Manuel Carvalho da Silva* |
Jornal de Notícias | opinião
Os dados sobre trabalho e emprego
em Portugal, publicados esta semana pelo Ministério do Trabalho e da Segurança
Social, vêm confirmar o diagnóstico já feito de que a atual recuperação
económica se baseia bastante na generalização da precariedade e consequente
degradação salarial, relevando também a forte descida do desemprego.
Os salários dos portugueses, em
termos reais, estagnaram durante o período de crescimento económico. Se
descontarmos o efeito do aumento do salário mínimo durante os últimos três anos
- sem deixar de reconhecer a sua importância para centenas de milhares de
portugueses - então podemos argumentar que os salários têm caído no seu valor
real. Neste contexto, importa ainda colocar em evidência outro dado agora
publicado na última revisão do Livro Verde das Relações Laborais: os
trabalhadores cobertos por contratos coletivos de trabalho beneficiaram de
aumentos salariais modestos mas, ainda assim, mais elevados em relação à média.
Se queremos mais e melhor emprego
em 2018, estes últimos dados devem ser razão para profunda reflexão, já que têm
implicações a diversos níveis. A primeira diz respeito ao atual crescimento
económico e suas fontes. Se uma parte da recuperação vem das exportações, e se
os nossos exportadores não baixaram o valor de oferta dos seus produtos, então
qual a razão para prosseguirem práticas de desvalorização dos salários? Não é
possível fixar no país os jovens qualificados, nem avançar para a criação de
atividades de alto valor acrescentado e de indústrias modernas perpetuando
políticas de baixos salários.
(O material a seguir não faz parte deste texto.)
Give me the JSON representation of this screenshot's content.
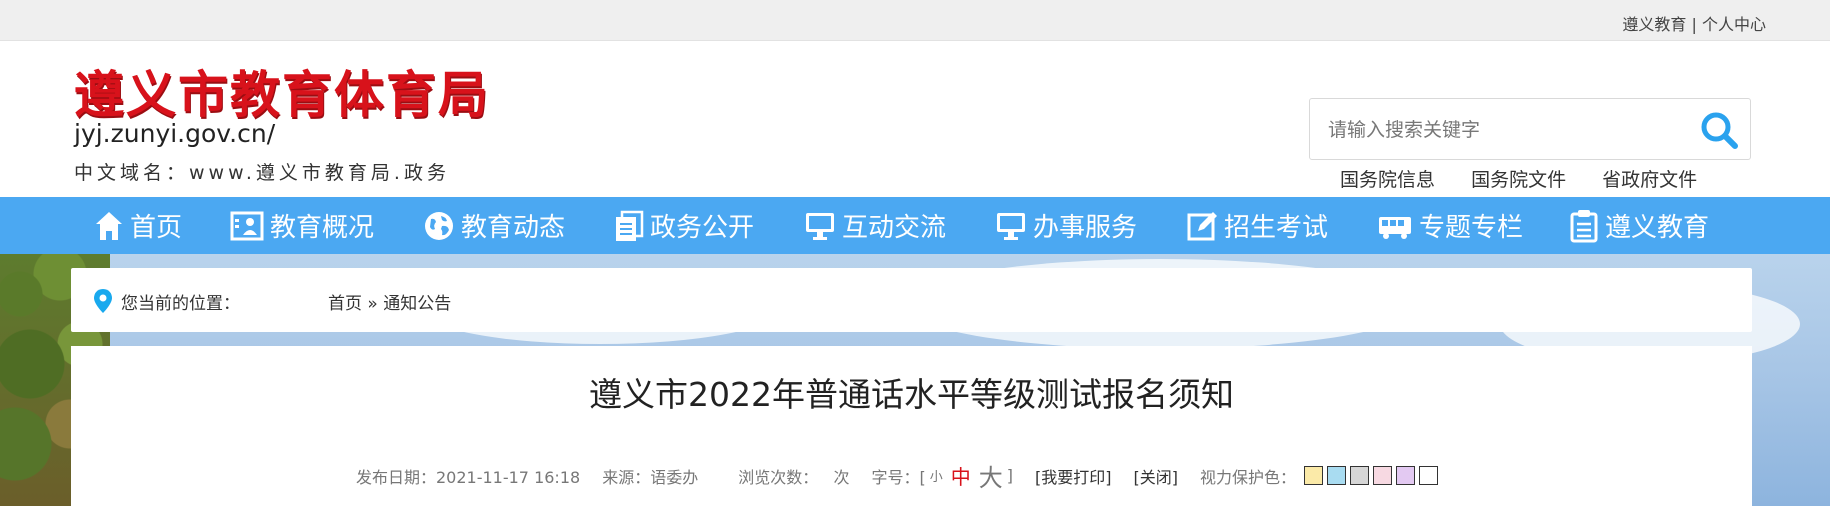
{
  "topbar": {
    "link_site": "遵义教育",
    "separator": "|",
    "link_user": "个人中心"
  },
  "header": {
    "logo_title": "遵义市教育体育局",
    "logo_domain": "jyj.zunyi.gov.cn/",
    "logo_cn_domain": "中文域名：www.遵义市教育局.政务",
    "search_placeholder": "请输入搜索关键字",
    "quicklinks": [
      "国务院信息",
      "国务院文件",
      "省政府文件"
    ]
  },
  "nav": {
    "items": [
      {
        "label": "首页",
        "icon": "home-icon"
      },
      {
        "label": "教育概况",
        "icon": "profile-icon"
      },
      {
        "label": "教育动态",
        "icon": "globe-icon"
      },
      {
        "label": "政务公开",
        "icon": "documents-icon"
      },
      {
        "label": "互动交流",
        "icon": "monitor-icon"
      },
      {
        "label": "办事服务",
        "icon": "monitor-icon"
      },
      {
        "label": "招生考试",
        "icon": "edit-icon"
      },
      {
        "label": "专题专栏",
        "icon": "bus-icon"
      },
      {
        "label": "遵义教育",
        "icon": "clipboard-icon"
      }
    ]
  },
  "breadcrumb": {
    "label": "您当前的位置：",
    "home": "首页",
    "sep": "»",
    "current": "通知公告"
  },
  "article": {
    "title": "遵义市2022年普通话水平等级测试报名须知",
    "publish": "发布日期：2021-11-17 16:18",
    "source": "来源：语委办",
    "views": "浏览次数：   次",
    "fontsize_label": "字号：[",
    "fontsize_small": "小",
    "fontsize_medium": "中",
    "fontsize_large": "大",
    "fontsize_close": "]",
    "print": "[我要打印]",
    "close": "[关闭]",
    "eye_care_label": "视力保护色：",
    "eye_care_colors": [
      "#fbeaa8",
      "#a9dcf1",
      "#d6d6d6",
      "#f7d9e2",
      "#e3c9f2",
      "#ffffff"
    ]
  },
  "colors": {
    "brand_red": "#d8121b",
    "nav_blue": "#4ba8f2",
    "search_icon": "#2aa2ee"
  }
}
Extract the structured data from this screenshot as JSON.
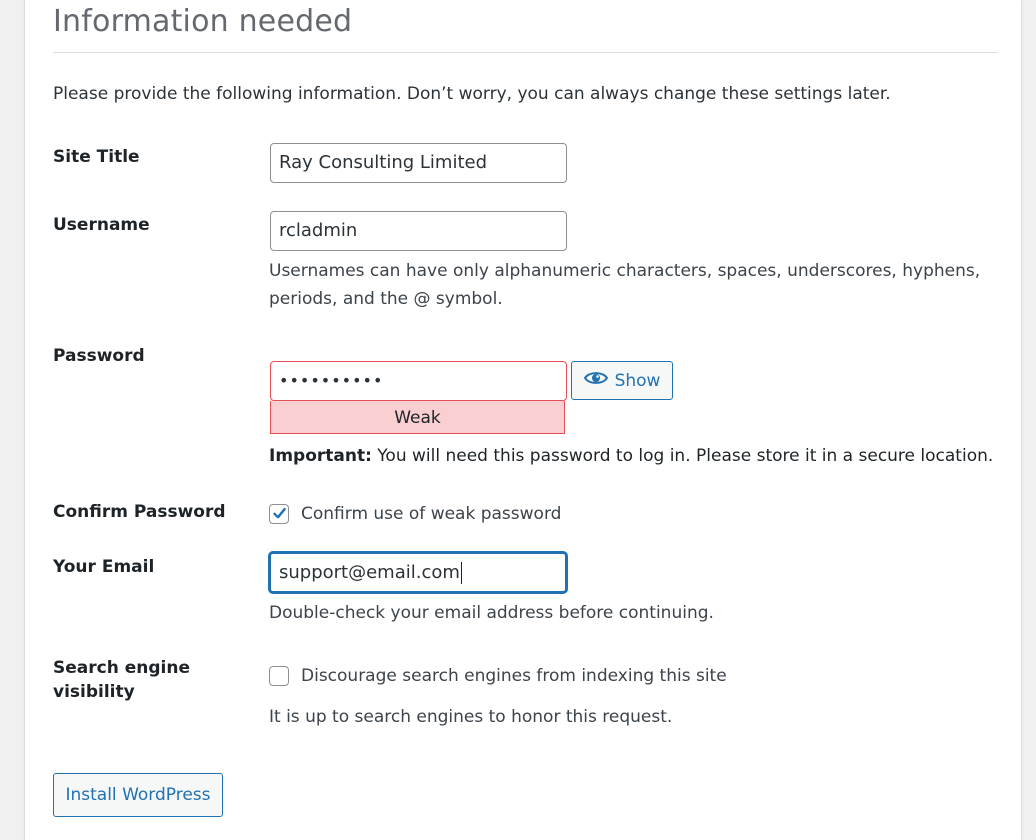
{
  "heading": "Information needed",
  "intro": "Please provide the following information. Don’t worry, you can always change these settings later.",
  "fields": {
    "site_title": {
      "label": "Site Title",
      "value": "Ray Consulting Limited"
    },
    "username": {
      "label": "Username",
      "value": "rcladmin",
      "description_line1": "Usernames can have only alphanumeric characters, spaces, underscores, hyphens,",
      "description_line2": "periods, and the @ symbol."
    },
    "password": {
      "label": "Password",
      "value_masked": "••••••••••",
      "strength": "Weak",
      "show_label": "Show",
      "show_icon": "eye-icon",
      "important_label": "Important:",
      "important_text": " You will need this password to log in. Please store it in a secure location."
    },
    "confirm_password": {
      "label": "Confirm Password",
      "checkbox_label": "Confirm use of weak password",
      "checked": true
    },
    "email": {
      "label": "Your Email",
      "value": "support@email.com",
      "description": "Double-check your email address before continuing."
    },
    "search_visibility": {
      "label_line1": "Search engine",
      "label_line2": "visibility",
      "checkbox_label": "Discourage search engines from indexing this site",
      "checked": false,
      "description": "It is up to search engines to honor this request."
    }
  },
  "install_button": "Install WordPress",
  "colors": {
    "accent": "#2271b1",
    "weak_bg": "#facfd2",
    "weak_border": "#e65054",
    "page_bg": "#f0f0f1"
  }
}
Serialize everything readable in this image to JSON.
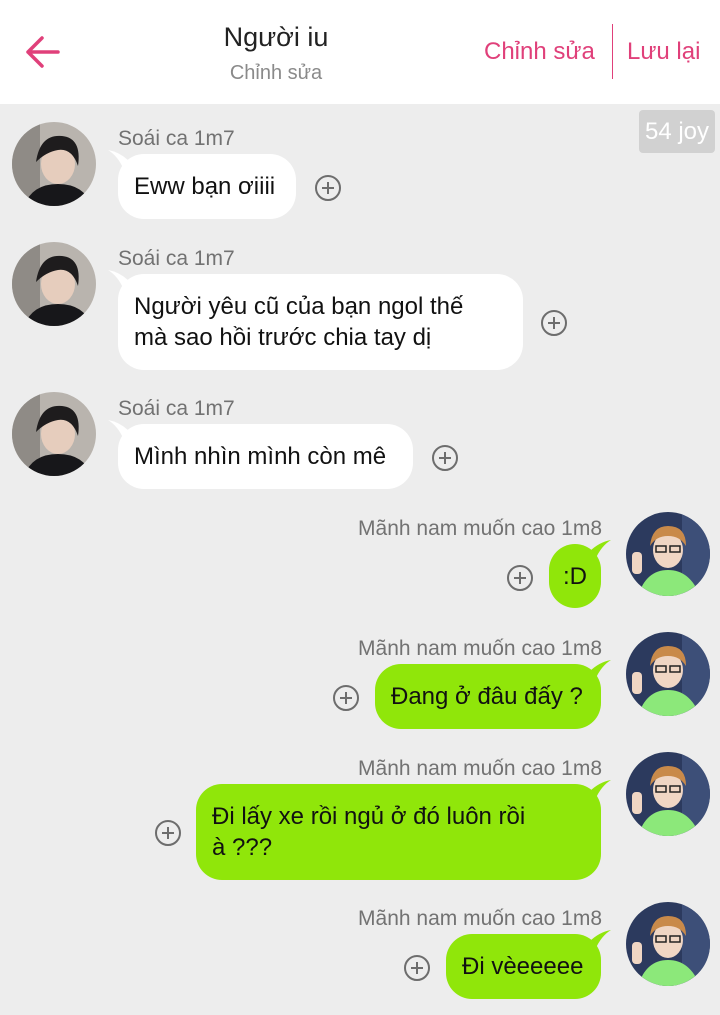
{
  "header": {
    "title": "Người iu",
    "subtitle": "Chỉnh sửa",
    "edit_label": "Chỉnh sửa",
    "save_label": "Lưu lại",
    "accent_color": "#e0407a"
  },
  "badge": {
    "text": "54 joy"
  },
  "messages": [
    {
      "side": "left",
      "sender": "Soái ca 1m7",
      "text": "Eww bạn ơiiii",
      "bubble_color": "#ffffff"
    },
    {
      "side": "left",
      "sender": "Soái ca 1m7",
      "text": "Người yêu cũ của bạn ngol thế\nmà sao hồi trước chia tay dị",
      "bubble_color": "#ffffff"
    },
    {
      "side": "left",
      "sender": "Soái ca 1m7",
      "text": "Mình nhìn mình còn mê",
      "bubble_color": "#ffffff"
    },
    {
      "side": "right",
      "sender": "Mãnh nam muốn cao 1m8",
      "text": ":D",
      "bubble_color": "#90e60a"
    },
    {
      "side": "right",
      "sender": "Mãnh nam muốn cao 1m8",
      "text": "Đang ở đâu đấy ?",
      "bubble_color": "#90e60a"
    },
    {
      "side": "right",
      "sender": "Mãnh nam muốn cao 1m8",
      "text": "Đi lấy xe rồi ngủ ở đó luôn rồi\nà ???",
      "bubble_color": "#90e60a"
    },
    {
      "side": "right",
      "sender": "Mãnh nam muốn cao 1m8",
      "text": "Đi vèeeeee",
      "bubble_color": "#90e60a"
    }
  ],
  "icons": {
    "back": "arrow-left-icon",
    "add": "plus-circle-icon"
  }
}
Entretanto, se outra parte da recuperação pode, e
deve, ser atribuída ao efeito da reposição de rendimentos no consumo interno, a
estagnação salarial do setor privado é fonte de acrescida preocupação para um
futuro próximo em que já não haverá reposições de rendimentos para os
trabalhadores do setor público e pensionistas. É que, assim, este motor da
recuperação corre o risco de gripar.
A segunda implicação encontra-se
na importância da valorização do salário mínimo, não só por razões de dignidade
no trabalho, mas também como importante instrumento de política de rendimentos
e de melhoria do patamar de desenvolvimento da sociedade, que importa não
abrandar no futuro.
A terceira implicação diz
respeito à necessidade urgente de reforçar a contratação coletiva, nomeadamente
adotando medidas que impeçam a caducidade unilateral dos contratos coletivos,
fator que vem conduzindo a que só sejam viáveis novos contratos que consagrem a
harmonização no retrocesso de condições de trabalho e de direitos. É
universalmente reconhecido que a contratação coletiva foi, a par de sindicatos
fortes, o mais importante instrumento de valorização salarial, de combate às
desigualdades e de resposta a novas realidades e desafios no mundo do trabalho,
na segunda metade do século XX.
No atual contexto de crescimento
económico, onde já há muita gente a fazer muito dinheiro, por exemplo, no
negócio imobiliário e em áreas de exportação, se o Governo não intervier no
reequilíbrio de poder entre trabalho e capital, o resultado será só um: um
aumento crescente das desigualdades. Há quem à Direita clame contra qualquer
alteração na legislação do trabalho, acusando a Esquerda de querer essa revisão
por razões ideológicas. Será que as pessoas quererem viver melhor, em
particular quando há condições para isso, é um preconceito ideológico? Não nos
esqueçamos de que as alterações à legislação do trabalho, impostas em 2012,
provocaram a transferência de rendimentos do fator trabalho para o fator
capital de cerca de três mil milhões de euros por ano e uma transferência de
poderes que deixou os trabalhadores em situação muito mais frágil. O Governo e
a Assembleia da República têm obrigação de impulsionar e respeitar a livre
negociação entre patrões e sindicatos porque é essa negociação, da base ao
topo, que pode modernizar as relações laborais e impulsionar dinâmicas
positivas nas empresas. Mas só haverá efetiva negociação com equilíbrio de
poderes.
A nova etapa da governação não é
um tempo de complacência, mas sim de visão estratégica, de mobilização de
empresários e trabalhadores para mudanças qualitativas.